Friday, 29 de March de 2024 ISSN 1519-7670 - Ano 24 - nº 1281

A primeira vítima é a verdade. Outra vez

A imprensa brasileira reescreveu, nos últimos dias, o sucesso literário de Philip Knightley, no qual o autor australiano, que fez carreira brilhante no Sunday Times da Inglaterra, demonstra que as informações sobre guerras na modernidade sempre foram manipuladas.
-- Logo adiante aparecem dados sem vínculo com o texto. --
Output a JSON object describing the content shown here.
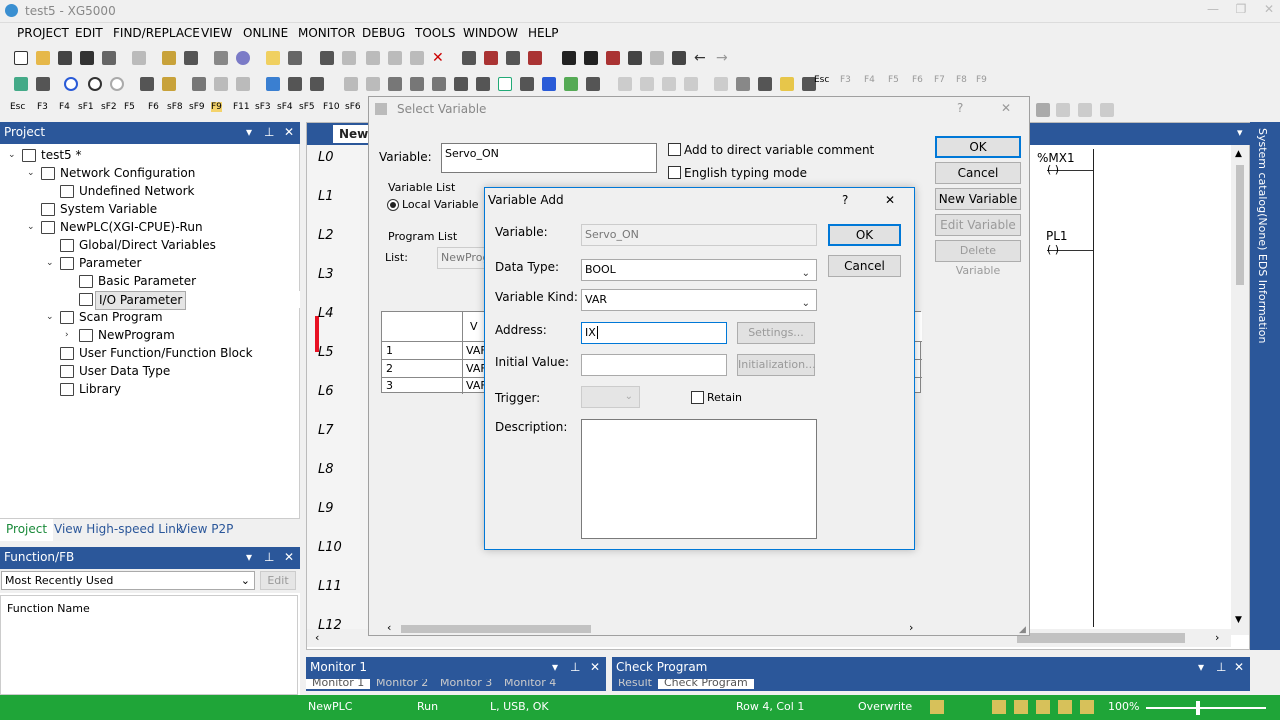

Desde a guerra da Criméia – entre 1854 e 1856, quando se deu pela primeira vez o uso intensivo do telégrafo elétrico – até a Guerra do Vietnã, constatou Knightley, os relatos dos repórteres eram distorcidos pelos editores de jornais para auxiliar a propaganda de guerra dos governos envolvidos. No tempo da internet, declarou o jornalista há dois anos durante encontro de repórteres em Londres, a manipulação dos fatos de guerra continua predominando, determinada por interesses políticos e econômicos dos controladores da mídia. Ele assegura que, ainda hoje, a primeira vítima de uma guerra é a verdade.

O primeiro golpe

A imprensa brasileira, em sua representação hegemônica, tentou plantar, durante os primeiros dias da cobertura da tragédia ocorrida em 17/7 em Congonhas, a tese segundo a qual o Airbus que fazia o vôo JJ 3054 havia derrapado na pista principal do aeroporto, que teria sido irresponsavelmente liberada mesmo sem as ranhuras que deveriam facilitar o escoamento da água das chuvas. A verdade recebeu aí o primeiro golpe.

Na cauda dessa primeira versão, a imprensa amarrou a interpretação segundo a qual o acidente era a culminância de uma sucessão de problemas na aviação civil, à qual se havia convencionado chamar ‘apagão aéreo’. Os fatos diriam que a verdade estava novamente sendo violentada. O governo do presidente Luiz Inácio Lula da Silva, de fato, havia demonstrado durante os últimos doze meses inabilidade para garantir o funcionamento seguro, confortável e pontual do setor, mas a responsabilidade das duas empresas aéreas que dominam o mercado – TAM e Gol – não poderia ter sido colocada em segundo plano nas análises sobre a questão.

Os ganhos das duas empresas com a exploração desmedida dos aeroportos mais rentáveis do país, em especial o de Congonhas, foram estampados em todos os jornais nos últimos dias da semana passada. As perdas que as duas empresas tiveram após a tragédia do dia 17 são o atestado de que, no mínimo, a imprensa deveria ter investigado com mais desprendimento as causas do estresse dos controladores de vôo nos últimos meses. Resta evidente que houve, em todo esse período, uma pressão desmesurada das empresas pelas operações em situação-limite, à qual correspondeu a cumplicidade da Infraero.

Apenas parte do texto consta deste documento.